В Каралезе нас под охраной поместили в дом к тата­рину Билял Османову, который отнесся к нам весьма дру­жески и снабдил продуками.

Через некоторое время нас повели к приставу. Он, в форме поручика, сидел за столом.

— Кто вы такие и каким образом попали на кордон?! — заорал он на нас.

Но я окинул пристава начальническим оком и строго произнес:

— Поручик, прежде чем разговаривать, встаньте, как полагается. Перед вами стоит капитан — адъютант гене­рала Май-Маевского.

Чудом уцелевший документ, удостоверяющий мое адъю­тантство, и карточка удостоверения спасли нас. Поручик моментально вскочил, приложил руку к козырьку и дро­жащим голосом залепетал:

— Виноват, господин капитан. Мне донесли: на кордоне банда и часть ваших людей раздета.

— Поручик, вы разве ничего не знаете о движении Орлова? Если мне понадобится, — я и из вас сделаю такого же

оборванца. — Я небрежно ткнул в сторону своих «людей». — Вы своими действиями могли сорвать мне опе­рацию.

— Виноват, господин капитан.

— Поручик, выдайте моим людям ружья и снабдите продовольствием из расчета на три дня. А сейчас вызо­вите по телефону генерала Лукьянова: я с ним буду говорить.

— Господин капитан, телефон находится в восьми вер­стах на станции Сюрень.

— Ну, так в другой раз не посылайте остолопов вроде вашего помощника на такое серьезное дело.

— Слушаюсь! — и поручик облегченно вздохнул.

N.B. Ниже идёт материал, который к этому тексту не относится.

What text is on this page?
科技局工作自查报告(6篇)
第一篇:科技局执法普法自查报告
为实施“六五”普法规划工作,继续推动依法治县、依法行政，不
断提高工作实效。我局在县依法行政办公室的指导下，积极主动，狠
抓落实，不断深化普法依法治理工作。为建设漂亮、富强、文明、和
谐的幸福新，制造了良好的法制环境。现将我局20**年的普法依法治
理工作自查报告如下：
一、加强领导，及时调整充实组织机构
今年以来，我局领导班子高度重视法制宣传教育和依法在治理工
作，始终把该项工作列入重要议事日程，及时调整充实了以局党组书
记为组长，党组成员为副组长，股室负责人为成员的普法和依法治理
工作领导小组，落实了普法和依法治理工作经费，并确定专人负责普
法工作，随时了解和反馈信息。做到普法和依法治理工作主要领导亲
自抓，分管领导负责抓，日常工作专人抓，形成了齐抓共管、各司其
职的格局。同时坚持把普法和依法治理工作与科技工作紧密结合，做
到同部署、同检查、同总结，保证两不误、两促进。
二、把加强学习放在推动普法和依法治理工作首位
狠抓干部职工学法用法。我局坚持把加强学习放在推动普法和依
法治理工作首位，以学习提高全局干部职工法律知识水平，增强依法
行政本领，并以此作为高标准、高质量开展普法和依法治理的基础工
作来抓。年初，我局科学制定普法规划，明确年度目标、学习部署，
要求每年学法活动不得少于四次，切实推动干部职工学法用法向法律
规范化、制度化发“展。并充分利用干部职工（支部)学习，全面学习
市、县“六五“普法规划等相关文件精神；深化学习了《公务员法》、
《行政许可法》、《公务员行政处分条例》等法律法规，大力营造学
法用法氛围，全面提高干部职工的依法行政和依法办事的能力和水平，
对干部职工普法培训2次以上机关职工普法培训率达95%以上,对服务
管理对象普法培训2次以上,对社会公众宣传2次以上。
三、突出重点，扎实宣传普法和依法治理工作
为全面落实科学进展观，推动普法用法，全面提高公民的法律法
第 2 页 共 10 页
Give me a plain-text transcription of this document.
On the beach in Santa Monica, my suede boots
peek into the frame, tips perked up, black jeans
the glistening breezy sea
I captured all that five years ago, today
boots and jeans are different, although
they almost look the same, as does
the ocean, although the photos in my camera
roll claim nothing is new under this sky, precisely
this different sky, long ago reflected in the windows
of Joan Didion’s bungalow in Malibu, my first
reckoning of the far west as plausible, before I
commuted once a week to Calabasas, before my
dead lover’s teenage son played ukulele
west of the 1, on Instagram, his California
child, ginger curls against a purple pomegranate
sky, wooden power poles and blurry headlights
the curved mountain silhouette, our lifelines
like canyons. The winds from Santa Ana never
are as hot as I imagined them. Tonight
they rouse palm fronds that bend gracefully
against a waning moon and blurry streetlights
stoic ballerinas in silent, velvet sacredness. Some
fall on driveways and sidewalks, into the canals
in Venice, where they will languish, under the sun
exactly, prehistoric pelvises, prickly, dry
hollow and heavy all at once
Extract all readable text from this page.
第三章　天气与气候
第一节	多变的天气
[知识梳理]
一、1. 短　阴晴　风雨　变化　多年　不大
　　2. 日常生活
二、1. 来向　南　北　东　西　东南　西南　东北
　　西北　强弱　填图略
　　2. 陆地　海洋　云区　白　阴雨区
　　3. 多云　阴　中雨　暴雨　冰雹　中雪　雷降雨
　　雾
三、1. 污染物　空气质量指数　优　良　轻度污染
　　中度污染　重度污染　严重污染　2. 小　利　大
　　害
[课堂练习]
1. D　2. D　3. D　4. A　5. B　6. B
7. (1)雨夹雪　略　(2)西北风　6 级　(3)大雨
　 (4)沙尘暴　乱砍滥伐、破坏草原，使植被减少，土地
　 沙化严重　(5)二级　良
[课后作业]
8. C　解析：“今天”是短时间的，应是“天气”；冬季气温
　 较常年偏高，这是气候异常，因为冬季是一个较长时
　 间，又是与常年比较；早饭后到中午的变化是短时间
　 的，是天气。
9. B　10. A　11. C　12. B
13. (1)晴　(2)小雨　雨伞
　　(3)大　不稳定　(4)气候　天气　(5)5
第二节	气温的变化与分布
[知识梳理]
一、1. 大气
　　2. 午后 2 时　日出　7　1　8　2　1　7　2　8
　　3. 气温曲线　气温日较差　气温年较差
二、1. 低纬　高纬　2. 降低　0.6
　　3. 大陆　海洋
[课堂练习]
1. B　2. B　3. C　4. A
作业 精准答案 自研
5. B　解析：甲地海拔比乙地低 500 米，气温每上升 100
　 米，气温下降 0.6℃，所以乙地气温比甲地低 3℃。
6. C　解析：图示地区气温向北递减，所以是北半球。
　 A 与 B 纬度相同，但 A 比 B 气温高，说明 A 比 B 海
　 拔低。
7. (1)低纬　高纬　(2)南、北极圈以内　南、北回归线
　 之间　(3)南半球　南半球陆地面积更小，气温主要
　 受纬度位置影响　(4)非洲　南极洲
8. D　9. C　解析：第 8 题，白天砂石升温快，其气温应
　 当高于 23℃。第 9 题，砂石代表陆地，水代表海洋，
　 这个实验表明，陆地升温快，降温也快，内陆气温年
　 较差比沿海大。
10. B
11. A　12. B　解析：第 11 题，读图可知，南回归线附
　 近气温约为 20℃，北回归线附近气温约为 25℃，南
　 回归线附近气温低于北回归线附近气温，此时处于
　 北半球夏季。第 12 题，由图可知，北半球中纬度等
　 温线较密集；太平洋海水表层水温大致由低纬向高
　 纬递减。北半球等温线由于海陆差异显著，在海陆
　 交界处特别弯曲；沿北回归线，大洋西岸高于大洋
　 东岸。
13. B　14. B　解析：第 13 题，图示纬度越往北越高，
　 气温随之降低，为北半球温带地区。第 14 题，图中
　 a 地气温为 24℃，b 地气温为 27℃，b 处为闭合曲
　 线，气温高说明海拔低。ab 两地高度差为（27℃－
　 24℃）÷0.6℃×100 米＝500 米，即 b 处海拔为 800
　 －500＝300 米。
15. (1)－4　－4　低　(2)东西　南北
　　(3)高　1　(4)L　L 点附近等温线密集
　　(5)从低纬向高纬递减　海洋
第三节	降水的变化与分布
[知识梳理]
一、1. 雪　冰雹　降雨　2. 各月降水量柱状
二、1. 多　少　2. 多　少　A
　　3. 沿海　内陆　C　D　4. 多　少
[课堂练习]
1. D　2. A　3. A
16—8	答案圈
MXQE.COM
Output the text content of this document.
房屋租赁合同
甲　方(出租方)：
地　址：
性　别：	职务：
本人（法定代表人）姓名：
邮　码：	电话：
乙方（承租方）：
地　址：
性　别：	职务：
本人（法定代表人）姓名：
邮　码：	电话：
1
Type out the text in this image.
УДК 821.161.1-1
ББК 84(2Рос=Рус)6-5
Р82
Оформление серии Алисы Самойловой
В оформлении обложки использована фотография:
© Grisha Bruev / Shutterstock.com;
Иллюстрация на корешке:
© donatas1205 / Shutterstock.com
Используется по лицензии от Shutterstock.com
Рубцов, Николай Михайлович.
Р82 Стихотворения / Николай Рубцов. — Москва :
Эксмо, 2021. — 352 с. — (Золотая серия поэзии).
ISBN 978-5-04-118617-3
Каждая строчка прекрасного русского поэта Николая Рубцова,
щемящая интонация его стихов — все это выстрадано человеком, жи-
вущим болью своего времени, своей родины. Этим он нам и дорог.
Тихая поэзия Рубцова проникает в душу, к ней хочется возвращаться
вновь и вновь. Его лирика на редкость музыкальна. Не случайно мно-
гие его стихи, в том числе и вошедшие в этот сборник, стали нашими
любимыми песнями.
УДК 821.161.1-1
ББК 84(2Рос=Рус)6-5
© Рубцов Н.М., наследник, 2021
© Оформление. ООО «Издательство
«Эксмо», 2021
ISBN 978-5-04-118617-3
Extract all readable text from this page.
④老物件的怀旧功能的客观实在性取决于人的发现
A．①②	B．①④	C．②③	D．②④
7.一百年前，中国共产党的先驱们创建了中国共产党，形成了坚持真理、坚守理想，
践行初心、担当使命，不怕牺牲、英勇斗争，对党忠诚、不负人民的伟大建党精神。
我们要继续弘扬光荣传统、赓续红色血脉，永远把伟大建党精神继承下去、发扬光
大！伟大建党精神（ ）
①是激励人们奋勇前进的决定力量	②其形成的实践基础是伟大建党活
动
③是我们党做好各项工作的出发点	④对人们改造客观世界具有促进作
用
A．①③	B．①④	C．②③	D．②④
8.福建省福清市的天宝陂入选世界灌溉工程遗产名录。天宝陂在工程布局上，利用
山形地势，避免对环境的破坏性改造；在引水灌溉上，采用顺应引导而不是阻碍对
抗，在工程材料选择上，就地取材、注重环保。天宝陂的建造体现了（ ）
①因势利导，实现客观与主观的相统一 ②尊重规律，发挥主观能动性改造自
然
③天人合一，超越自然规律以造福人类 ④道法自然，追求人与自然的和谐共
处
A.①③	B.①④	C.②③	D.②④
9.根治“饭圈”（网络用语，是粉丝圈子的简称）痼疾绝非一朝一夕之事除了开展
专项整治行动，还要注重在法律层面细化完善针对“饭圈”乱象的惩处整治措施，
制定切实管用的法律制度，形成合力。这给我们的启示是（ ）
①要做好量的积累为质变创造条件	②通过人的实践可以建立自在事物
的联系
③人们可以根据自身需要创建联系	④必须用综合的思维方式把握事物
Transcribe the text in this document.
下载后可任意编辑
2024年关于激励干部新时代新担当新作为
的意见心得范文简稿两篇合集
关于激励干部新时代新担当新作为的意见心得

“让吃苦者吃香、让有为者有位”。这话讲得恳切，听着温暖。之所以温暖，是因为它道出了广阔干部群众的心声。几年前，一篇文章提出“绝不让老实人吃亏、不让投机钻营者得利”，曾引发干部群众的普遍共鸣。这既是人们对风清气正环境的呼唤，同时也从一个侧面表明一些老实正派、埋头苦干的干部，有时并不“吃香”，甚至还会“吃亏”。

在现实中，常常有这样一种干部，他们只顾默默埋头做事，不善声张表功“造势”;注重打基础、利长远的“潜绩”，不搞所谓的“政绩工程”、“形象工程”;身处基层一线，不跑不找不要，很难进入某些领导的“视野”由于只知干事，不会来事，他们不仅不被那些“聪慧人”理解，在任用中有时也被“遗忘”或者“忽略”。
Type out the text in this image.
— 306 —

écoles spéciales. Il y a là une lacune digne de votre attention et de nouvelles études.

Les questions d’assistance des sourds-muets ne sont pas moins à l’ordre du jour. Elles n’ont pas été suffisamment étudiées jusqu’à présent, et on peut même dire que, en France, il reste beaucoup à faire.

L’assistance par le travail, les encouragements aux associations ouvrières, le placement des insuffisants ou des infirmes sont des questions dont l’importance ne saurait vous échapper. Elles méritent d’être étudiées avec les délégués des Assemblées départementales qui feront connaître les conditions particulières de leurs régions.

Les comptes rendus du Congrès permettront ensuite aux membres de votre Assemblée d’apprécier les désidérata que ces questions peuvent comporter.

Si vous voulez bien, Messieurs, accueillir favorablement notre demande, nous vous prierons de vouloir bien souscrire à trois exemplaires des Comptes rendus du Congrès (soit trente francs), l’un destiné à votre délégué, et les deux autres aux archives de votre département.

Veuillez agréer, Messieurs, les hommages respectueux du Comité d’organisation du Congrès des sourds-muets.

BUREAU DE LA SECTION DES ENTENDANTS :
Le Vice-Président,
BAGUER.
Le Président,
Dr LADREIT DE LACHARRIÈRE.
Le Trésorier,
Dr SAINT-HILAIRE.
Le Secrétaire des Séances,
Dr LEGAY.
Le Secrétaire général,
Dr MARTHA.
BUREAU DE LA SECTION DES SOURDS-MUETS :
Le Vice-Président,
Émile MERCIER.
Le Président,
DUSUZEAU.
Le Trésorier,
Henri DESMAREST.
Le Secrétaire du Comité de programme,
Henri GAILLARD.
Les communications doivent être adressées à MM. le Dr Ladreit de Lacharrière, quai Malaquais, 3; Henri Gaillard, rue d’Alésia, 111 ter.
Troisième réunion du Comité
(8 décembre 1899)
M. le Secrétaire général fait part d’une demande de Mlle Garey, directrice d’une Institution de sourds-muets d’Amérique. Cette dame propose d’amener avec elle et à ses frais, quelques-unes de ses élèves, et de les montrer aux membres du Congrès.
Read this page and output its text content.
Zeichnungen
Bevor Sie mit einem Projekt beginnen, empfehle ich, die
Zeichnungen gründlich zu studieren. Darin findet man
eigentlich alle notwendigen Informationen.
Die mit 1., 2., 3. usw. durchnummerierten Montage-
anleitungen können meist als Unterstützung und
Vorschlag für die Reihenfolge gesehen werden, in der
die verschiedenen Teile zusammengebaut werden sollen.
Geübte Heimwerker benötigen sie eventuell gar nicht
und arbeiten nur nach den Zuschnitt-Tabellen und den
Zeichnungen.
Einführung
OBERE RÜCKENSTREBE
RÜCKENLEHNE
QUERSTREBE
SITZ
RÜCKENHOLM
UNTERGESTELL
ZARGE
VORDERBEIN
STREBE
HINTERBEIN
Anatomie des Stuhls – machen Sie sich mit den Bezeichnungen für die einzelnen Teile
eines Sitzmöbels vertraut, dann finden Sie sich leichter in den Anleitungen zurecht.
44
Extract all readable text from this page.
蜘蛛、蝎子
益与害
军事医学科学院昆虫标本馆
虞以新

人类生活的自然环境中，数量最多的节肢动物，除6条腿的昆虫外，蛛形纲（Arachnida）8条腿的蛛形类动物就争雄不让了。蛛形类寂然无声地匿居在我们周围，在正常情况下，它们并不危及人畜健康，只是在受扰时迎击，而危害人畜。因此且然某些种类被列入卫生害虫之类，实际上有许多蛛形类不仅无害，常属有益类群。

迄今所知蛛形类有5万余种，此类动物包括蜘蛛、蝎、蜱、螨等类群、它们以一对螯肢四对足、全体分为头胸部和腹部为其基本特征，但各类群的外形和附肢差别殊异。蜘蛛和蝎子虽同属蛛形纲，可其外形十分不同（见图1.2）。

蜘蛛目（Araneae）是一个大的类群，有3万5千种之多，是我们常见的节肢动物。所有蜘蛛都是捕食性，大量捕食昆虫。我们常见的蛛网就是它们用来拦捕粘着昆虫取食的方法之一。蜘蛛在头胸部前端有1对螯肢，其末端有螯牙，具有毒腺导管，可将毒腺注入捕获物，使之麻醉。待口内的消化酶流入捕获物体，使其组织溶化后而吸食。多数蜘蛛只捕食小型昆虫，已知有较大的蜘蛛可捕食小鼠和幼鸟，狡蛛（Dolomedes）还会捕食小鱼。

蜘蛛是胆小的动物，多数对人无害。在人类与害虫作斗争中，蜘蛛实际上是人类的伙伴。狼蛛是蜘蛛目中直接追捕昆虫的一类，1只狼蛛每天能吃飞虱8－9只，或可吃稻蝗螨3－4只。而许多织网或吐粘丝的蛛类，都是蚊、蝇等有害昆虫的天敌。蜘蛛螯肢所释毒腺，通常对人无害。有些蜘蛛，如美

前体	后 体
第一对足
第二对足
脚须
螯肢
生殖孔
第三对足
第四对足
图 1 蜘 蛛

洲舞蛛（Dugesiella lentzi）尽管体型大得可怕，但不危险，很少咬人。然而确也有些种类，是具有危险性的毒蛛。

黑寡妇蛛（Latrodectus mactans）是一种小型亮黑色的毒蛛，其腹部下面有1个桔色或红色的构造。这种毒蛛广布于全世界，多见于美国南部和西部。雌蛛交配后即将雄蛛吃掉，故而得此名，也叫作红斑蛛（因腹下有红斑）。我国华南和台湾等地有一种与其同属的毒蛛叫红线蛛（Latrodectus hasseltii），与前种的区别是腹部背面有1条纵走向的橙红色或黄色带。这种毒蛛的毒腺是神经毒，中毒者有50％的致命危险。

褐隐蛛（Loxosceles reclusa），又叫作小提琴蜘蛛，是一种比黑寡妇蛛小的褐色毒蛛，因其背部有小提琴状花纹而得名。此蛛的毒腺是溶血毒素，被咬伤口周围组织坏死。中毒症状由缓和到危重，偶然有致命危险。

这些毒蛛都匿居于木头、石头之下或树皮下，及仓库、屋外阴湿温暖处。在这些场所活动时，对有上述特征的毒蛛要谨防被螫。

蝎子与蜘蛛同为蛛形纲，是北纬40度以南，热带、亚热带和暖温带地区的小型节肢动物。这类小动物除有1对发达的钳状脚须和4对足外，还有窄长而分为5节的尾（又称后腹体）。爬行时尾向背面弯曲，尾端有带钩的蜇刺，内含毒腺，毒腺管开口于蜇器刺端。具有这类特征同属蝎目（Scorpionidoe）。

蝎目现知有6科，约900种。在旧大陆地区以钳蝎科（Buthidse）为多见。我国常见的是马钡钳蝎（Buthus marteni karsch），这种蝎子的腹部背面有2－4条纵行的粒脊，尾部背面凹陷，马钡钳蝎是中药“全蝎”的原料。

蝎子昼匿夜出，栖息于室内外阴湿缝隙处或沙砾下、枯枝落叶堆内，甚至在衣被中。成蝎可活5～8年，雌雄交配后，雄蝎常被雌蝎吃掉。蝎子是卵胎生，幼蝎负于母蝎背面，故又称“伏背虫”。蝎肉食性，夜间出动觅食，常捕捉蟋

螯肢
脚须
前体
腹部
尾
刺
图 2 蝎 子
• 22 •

Прощаясь, я окончательно «подобрел».

— В ваших интересах я не буду доносить рапортом о происшедшем, а мое пребывание в этой деревушке храните в строжайшей тайне.

Поручик, радостно стукнув каблуками, сказал:

— Слушаюсь, все будет исполнено!

Я скомандовал своим:

— Ребята, за мной!

Жители Каралеза смотрели на нас во все глаза. А при­став старался:

— Господин капитан, может, лошадей вам дать?

— Не беспокойтесь, поручик, они нам не нужны.

Мы быстро покинули деревушку, дорогу показывал тата­рин Билял Османов. После нескольких верст по горам и балкам мы вновь пришли к объездчику Евграфу, где долго смеялись над удачной комедией. Пристава удалось провести только из-за отсутствия у белых хорошей связи.

Первое предостережение!

Эту ночь мы провели в небольшой пещере с одним вы­ходом; ее указал нам товарищ Ульянов. Безопасная и теплая спальня! Посреди пещеры разожгли костер; когда он прогорел, угли разгребли по каменному полу пещеры. Нагрев камни, мы сгребли уголь в сторону, постлали пол и сладко уснули, выставив посты.

На утро мы вернулись на кордон Херсонесского мона­стыря, откуда решили разойтись по районам и городам; необходимо было ознакомиться с настроением масс и на­ладить связь с подпольными организациями.

В кордоне мы пристроили, в качестве рабочего, нашего еврея Вульфсона, выдав его за латыша. Товарищ Вульфсон совершенно обезножел из-за отсутствия сапог и ну­ждался в покое. Нелегко расставаться с боевым товарищем, особенно, в такой трудной обстановке. Но мы пригрозили отцу Викентию смертью, если он не убережет нашего то­варища.

Вторым нашим делом было навестить дядю Семена. У него мы познакомились с крестьянином Шуркой. Этот Шурка жил налетами на спекулянтов всех видов: грабил по дорогам и домам. Так как Шурка щедро делился с теми, кто оказывал ему содействие, и никогда не обижал бедняков, крестьяне относились к нему хорошо.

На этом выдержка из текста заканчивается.